Suriçi'nde kalan Eski Urfa'da zengin fakir bir arada yaşardı. Tabii ki her zaman ve her yerde olduğu gibi zengin fakir ayrımı o zaman da vardı.
Zenginlerin evleri kesme taştan inşa edilmiş, büyük, çardaklı, avlulu (hayat), eyvanlı, zerzembeli, kuyulu idi. Geniş aile dediğimiz üç kuşak bir arada yaşardı.
Fakirlerse ya onlara göre çok küçük evlerde, daha fakirleri de kocaman avlulu ve çok odalı evkerin birer ikişer odasını kiralayarak bir arada yaşardı.
1970'lerden itibaren apartman modası başladı ve maddi durumu iyi olanlarla "asri hayata özenenler" Bahçelievler'deki apartmanlara taşınmaya başladılar.
O zamanlar bu evlerin çoğu 2-3 katlı idi ve gerçekten bahçeli idi.

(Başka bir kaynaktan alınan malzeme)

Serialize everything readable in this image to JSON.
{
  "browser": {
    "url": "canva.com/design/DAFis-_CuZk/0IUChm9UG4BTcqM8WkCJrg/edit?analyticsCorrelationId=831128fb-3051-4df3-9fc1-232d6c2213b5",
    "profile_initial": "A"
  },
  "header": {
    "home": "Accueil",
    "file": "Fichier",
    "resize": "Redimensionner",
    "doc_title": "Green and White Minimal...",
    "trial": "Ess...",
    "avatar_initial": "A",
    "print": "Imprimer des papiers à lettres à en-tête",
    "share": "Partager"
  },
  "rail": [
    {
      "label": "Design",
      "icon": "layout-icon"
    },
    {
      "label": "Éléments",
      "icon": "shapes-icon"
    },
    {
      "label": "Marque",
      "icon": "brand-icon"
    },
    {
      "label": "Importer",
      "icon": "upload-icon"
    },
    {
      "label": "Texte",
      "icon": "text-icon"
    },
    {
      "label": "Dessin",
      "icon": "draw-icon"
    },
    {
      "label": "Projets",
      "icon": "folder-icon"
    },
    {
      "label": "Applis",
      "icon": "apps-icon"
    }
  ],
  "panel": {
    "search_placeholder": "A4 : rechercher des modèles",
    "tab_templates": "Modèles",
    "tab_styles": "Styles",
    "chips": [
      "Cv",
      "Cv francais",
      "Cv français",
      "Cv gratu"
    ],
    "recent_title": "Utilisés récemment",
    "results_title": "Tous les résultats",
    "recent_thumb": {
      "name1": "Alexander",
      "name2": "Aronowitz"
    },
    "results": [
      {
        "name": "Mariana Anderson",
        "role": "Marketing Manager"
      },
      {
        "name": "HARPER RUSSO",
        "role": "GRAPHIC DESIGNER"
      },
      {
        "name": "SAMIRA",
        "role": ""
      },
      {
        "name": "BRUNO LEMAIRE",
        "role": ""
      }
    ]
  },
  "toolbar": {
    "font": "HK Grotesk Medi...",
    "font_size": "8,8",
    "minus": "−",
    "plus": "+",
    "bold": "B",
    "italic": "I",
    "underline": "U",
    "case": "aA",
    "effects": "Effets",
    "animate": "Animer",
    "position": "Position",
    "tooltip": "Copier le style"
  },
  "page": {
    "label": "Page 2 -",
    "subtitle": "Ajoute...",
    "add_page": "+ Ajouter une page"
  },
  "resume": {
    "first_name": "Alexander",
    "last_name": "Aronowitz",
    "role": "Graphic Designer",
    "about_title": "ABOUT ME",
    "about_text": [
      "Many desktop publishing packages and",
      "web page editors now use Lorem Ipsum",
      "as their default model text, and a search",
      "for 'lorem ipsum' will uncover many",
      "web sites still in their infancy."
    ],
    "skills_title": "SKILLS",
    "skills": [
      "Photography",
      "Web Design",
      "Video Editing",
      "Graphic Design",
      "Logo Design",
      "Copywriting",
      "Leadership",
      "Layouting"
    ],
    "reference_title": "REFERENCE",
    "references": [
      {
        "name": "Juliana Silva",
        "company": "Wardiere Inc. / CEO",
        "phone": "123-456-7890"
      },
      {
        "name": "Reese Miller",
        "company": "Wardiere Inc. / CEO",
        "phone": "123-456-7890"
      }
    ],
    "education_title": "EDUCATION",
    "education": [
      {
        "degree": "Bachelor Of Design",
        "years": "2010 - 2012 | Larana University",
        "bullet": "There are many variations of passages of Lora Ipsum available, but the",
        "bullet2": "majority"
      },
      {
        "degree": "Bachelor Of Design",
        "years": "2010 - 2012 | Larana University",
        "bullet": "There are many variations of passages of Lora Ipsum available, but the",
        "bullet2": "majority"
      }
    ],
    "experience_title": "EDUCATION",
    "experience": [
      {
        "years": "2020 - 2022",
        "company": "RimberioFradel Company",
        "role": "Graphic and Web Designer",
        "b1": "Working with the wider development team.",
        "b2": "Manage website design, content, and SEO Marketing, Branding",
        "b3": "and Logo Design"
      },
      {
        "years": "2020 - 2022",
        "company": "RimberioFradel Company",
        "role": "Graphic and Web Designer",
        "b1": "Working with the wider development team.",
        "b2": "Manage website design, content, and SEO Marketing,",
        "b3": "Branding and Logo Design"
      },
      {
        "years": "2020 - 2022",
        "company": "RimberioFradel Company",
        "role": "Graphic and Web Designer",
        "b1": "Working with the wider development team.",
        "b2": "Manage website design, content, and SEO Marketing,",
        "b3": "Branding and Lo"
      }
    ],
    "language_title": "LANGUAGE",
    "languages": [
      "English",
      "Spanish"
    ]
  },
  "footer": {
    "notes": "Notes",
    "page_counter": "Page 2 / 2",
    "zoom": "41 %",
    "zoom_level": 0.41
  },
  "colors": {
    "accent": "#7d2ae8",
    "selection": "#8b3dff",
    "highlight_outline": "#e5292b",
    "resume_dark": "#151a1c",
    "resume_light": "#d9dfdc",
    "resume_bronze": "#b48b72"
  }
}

Geride kalanların bir kısmı gidenlere gıpta edip ilk fırsatta gitmenin hesabını yaparken, bir kısmı da ya gerçekten hoşlanmadığı için ya da "ete ulaşamayan kedi" misali, eski mahremiyet anlayışına uymadığını düşündüğü için "bacı-kardeş" mahallesi diyerek Bahçelievler'i küçümsüyordu.
Zaman Eski Urfa'nın aleyhine, Bahçelievler'in lehine değişti. Biraz özenti, yani moda, biraz da kullanım kolaylığı yüzünden apartman hayatı, özellikle kadınlar tarafından tercih ediliyordu.
Bahçelievler hızla büyüyüp üç mahalleye ayrıldı. Hem şehrin merkezinde olması hem de valiliğe ve belediyeye yakınlığı dolayısıyla iyice kıymetlenince ve talep artınca o ilk bahçeli ve birkaç katlı evler yıkılmaya, yerlerine gittikçe daha çok katlı apartmanlar yapılmaya başlandı. Bahçeler tamamen ortadan kalktı. Daireler de büyük bir hızla iş yerlerine ve bürolara dönüşmeye başladı.
Zenginler, artık toplumun her kesiminin yaşadığı buralardan, bir kere daha göç ettiler. Bir kısmı eskiden olduğu gibi Urfa'nın dışına giderken, kalanlar önce Yenişehir'e, sonra Karaköprü'ye, sonra daha ileriye, sonra herşey birbirine karışınca "site"lere çekildiler.
Bahçelievler, önce az istisna ile orta ve alt kesimlerin yaşadığı bir yere dönüştü. Sonra bunların da çoğu, Suriyelilerin gelişinden sonra yerlerini onlara bıraktı.
Dün bir vesile ile tekrar dolaştım.
Bir zamanlar Urfa'nın bu en gözde semti, şimdi Ankara'nın Ulus semti gibi iş yeri ağırlıklı, eski, yıpranmış bir görüntü veriyor. Veya gençliğinde güzel/yakışıklı olan bir ihtiyar gibi.
Ve maalesef, içinde yaşayanların da kabul ettiği üzere sosyal açıdan çok zor bir yere dönüşmüş durumda.
Herhalde az buçuk duyarlı herkesin bileceği ve fakat benim yazmak istemediğim sıkıntılar içinde hayatını şimdilik sürdürüyor.
O ilk dönemlerindeki havasından çok uzak.
Bahçelievler'de oturmak da çoktandır "havalı" değil.
Bundan sonra ne olur, hiç bir fikrim yok.